Since the pandemic started, educators have been asked to use a "trauma-informed" approach to their teaching, i.e. pay attention to the psychological safety of their students. Some of the literature on this looks pretty good: build connections through empathy, be consistent and predictable in the classroom, be flexible to accommodate different needs, delight in students by finding the best in them, and co-regulate by sharing your calmness with others. But, in practice, it fell apart a bit.
In my own experience, I was made to be flexible at the expense of consistency and predictability in a way that overrode our guiding documents. And, I'd argue, in a way that wasn't compassionate.
I practiced a trauma-informed approach long before it was called that, providing clear expectations but with many alternatives for people to choose. Before my classes start, I'd email a survey of questions to students asking if they'd have any concerns with general rules and deadlines, and where they'd prefer to sit in the room, what would make them most comfortable, what they like to be called, etc., so that when they walked into the room on the first day, they knew exactly what to expect and they had already had some say in what the room looked like. These are grade 12s, many over 18. With Covid, I added more questions about what would make them feel safe, and I asked if having windows open 1/2" would be okay to add some ventilation to the room.

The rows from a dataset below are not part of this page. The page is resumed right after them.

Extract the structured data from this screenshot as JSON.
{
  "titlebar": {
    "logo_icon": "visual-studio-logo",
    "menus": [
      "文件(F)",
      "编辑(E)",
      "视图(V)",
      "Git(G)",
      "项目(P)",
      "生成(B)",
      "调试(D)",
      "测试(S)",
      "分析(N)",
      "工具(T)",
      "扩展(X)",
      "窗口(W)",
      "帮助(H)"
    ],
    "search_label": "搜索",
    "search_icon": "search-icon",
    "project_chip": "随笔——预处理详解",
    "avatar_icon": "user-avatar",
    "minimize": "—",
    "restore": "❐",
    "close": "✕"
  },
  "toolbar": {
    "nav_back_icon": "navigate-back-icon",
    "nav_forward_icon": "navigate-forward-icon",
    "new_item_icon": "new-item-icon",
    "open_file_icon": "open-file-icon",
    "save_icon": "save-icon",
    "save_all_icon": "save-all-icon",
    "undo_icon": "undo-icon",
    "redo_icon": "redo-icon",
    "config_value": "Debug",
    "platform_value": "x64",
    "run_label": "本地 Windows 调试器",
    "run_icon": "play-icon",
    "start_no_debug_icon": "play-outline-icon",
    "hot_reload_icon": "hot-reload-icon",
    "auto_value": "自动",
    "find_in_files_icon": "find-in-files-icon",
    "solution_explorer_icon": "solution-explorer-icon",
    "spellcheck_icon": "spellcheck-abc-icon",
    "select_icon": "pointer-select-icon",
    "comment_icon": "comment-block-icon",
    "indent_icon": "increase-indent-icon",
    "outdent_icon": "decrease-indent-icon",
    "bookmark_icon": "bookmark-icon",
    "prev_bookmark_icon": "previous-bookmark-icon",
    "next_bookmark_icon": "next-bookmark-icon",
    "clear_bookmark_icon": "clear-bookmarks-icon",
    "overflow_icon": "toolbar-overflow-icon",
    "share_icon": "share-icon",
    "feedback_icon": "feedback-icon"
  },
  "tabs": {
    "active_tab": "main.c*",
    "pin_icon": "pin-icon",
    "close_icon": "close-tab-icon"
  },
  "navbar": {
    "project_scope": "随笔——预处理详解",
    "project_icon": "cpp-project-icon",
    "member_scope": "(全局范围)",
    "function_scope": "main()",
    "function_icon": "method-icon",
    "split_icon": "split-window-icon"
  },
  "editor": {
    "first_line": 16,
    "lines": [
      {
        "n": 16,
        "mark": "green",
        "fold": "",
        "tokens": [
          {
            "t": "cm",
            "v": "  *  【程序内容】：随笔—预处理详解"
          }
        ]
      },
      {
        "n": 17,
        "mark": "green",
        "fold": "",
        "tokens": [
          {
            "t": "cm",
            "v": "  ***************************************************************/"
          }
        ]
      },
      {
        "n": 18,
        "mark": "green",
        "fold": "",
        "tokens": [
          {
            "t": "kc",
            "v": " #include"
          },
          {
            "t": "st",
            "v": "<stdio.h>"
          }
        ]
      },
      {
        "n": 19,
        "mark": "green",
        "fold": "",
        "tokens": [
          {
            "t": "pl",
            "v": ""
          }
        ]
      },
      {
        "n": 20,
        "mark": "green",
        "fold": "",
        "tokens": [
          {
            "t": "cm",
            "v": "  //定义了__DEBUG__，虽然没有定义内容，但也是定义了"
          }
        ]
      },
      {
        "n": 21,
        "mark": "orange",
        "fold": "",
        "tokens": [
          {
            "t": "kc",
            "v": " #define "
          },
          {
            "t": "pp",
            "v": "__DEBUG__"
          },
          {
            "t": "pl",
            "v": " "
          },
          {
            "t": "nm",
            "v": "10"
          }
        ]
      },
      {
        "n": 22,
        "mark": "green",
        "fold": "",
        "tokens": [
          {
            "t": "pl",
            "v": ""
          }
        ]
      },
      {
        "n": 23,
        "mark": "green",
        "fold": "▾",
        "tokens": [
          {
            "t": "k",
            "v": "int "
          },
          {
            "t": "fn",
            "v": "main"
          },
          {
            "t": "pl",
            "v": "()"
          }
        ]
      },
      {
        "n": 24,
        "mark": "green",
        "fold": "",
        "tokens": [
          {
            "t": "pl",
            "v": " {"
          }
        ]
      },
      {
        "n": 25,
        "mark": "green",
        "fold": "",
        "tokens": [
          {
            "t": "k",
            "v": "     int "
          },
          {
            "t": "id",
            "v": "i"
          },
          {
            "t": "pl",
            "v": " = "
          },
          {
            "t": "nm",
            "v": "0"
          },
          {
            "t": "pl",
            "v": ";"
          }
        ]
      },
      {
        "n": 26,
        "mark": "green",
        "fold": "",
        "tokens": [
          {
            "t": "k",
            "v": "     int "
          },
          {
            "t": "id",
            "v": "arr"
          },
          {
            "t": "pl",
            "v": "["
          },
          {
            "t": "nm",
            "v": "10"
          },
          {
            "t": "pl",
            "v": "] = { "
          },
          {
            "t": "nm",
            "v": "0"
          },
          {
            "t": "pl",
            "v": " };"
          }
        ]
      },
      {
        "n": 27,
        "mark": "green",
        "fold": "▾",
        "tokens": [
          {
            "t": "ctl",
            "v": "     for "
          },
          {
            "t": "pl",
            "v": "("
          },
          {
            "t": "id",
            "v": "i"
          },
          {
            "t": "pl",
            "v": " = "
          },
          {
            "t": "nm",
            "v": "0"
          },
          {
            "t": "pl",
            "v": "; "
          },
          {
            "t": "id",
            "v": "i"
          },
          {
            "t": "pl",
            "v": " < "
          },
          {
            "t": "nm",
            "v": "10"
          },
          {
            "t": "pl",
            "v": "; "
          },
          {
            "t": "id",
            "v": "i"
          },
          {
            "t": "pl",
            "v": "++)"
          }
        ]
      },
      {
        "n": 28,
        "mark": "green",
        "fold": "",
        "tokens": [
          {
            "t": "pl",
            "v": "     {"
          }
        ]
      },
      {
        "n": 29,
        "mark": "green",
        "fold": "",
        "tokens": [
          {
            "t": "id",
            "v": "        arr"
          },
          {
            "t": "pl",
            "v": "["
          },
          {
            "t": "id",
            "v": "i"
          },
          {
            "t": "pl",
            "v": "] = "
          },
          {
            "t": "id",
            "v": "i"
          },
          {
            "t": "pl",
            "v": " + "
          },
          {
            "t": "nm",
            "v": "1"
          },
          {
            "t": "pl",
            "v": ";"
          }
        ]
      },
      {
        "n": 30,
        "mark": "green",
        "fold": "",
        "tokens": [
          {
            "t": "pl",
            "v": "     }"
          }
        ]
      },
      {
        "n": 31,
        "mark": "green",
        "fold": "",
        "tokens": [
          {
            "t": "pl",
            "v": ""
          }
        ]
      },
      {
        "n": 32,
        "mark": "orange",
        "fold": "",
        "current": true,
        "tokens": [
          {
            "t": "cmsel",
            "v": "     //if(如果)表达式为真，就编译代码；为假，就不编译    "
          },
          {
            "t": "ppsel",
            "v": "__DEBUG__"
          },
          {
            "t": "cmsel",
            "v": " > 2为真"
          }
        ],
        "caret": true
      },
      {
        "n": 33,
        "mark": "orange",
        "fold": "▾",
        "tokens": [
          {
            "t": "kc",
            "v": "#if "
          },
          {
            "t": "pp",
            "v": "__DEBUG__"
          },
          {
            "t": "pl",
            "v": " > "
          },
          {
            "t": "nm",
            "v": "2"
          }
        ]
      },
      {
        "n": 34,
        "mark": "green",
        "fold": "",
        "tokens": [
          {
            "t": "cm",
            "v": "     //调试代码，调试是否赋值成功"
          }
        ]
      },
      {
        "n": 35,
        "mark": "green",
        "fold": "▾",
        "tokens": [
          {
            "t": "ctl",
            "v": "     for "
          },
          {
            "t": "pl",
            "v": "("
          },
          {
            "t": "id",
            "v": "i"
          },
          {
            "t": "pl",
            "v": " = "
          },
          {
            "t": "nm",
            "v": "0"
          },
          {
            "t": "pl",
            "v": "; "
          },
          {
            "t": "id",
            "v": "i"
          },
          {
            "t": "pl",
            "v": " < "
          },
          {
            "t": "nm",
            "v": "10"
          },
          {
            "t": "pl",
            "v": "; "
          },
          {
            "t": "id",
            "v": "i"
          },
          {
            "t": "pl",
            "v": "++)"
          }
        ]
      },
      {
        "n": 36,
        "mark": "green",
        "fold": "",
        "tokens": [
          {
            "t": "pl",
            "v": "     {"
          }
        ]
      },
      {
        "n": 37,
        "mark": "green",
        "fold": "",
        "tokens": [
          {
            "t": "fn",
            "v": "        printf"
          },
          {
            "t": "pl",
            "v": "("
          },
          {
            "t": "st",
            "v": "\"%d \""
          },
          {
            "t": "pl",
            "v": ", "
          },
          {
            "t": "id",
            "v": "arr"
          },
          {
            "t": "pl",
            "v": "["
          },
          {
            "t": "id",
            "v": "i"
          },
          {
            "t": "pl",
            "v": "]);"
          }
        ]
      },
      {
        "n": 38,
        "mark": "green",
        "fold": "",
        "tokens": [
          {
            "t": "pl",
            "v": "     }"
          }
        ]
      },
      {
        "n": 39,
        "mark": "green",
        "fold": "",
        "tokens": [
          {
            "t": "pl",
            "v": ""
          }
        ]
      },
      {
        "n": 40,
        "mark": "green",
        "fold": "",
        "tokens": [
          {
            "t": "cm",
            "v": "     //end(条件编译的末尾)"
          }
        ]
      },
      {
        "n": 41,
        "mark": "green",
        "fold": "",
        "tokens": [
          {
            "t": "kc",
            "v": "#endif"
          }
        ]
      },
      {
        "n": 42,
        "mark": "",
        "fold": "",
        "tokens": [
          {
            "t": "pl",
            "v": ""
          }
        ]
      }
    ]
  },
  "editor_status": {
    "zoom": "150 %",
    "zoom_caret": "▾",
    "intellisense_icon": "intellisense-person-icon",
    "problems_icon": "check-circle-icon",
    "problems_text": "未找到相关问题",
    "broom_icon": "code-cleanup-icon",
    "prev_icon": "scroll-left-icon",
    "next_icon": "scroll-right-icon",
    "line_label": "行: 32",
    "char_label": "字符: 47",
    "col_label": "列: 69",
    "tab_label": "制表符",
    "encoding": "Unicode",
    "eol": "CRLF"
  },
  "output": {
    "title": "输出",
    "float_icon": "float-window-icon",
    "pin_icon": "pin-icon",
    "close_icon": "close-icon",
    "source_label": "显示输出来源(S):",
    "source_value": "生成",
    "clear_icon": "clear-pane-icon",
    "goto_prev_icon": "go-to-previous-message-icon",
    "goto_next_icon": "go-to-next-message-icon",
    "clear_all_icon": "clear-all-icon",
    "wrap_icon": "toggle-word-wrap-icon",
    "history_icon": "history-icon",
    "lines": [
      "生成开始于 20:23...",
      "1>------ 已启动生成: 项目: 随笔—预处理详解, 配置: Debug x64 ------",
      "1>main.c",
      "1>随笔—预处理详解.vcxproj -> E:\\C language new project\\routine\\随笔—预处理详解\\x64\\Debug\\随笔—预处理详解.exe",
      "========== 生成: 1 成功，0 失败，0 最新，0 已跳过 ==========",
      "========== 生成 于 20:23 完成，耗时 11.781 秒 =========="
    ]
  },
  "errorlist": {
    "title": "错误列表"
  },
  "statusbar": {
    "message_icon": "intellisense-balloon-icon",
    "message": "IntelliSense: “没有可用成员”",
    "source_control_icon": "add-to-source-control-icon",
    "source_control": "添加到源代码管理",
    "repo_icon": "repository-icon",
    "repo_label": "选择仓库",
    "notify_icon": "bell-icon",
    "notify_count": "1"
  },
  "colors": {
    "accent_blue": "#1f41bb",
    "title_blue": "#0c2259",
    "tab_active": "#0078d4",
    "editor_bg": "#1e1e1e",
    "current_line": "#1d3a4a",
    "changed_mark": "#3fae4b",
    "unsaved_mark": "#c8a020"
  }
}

Then, once in the room, I again asked if people were comfortable where they were sitting and if it wasn't too cold. Everyone was fine. Except somebody wasn't, but they likely didn't want to be the odd one out in the class, so texted dad, who called admin, who marched down to my class immediately to tell me, "Kids can't learn if they're cold!" And the students learned a valuable lesson that day: Get dad to call admin, and you can make anything happen right before your eyes!
We talked about what to do if you have a conflict with a person, that it's always best to start with to the offending person directly, and then go higher up if you feel like you're not being heard or not being treated fairly. "Resolving" a conflict doesn't always mean getting what you want, though. We have to measure out what we want, what others want, and if anyone needs something to happen differently to figure out what's fair. I asked them, What will you do in a few months, if you have a concern about a class in university?
Get my dad to call the university.
I shocked them by letting them know that university profs and administrators won't talk to their parents.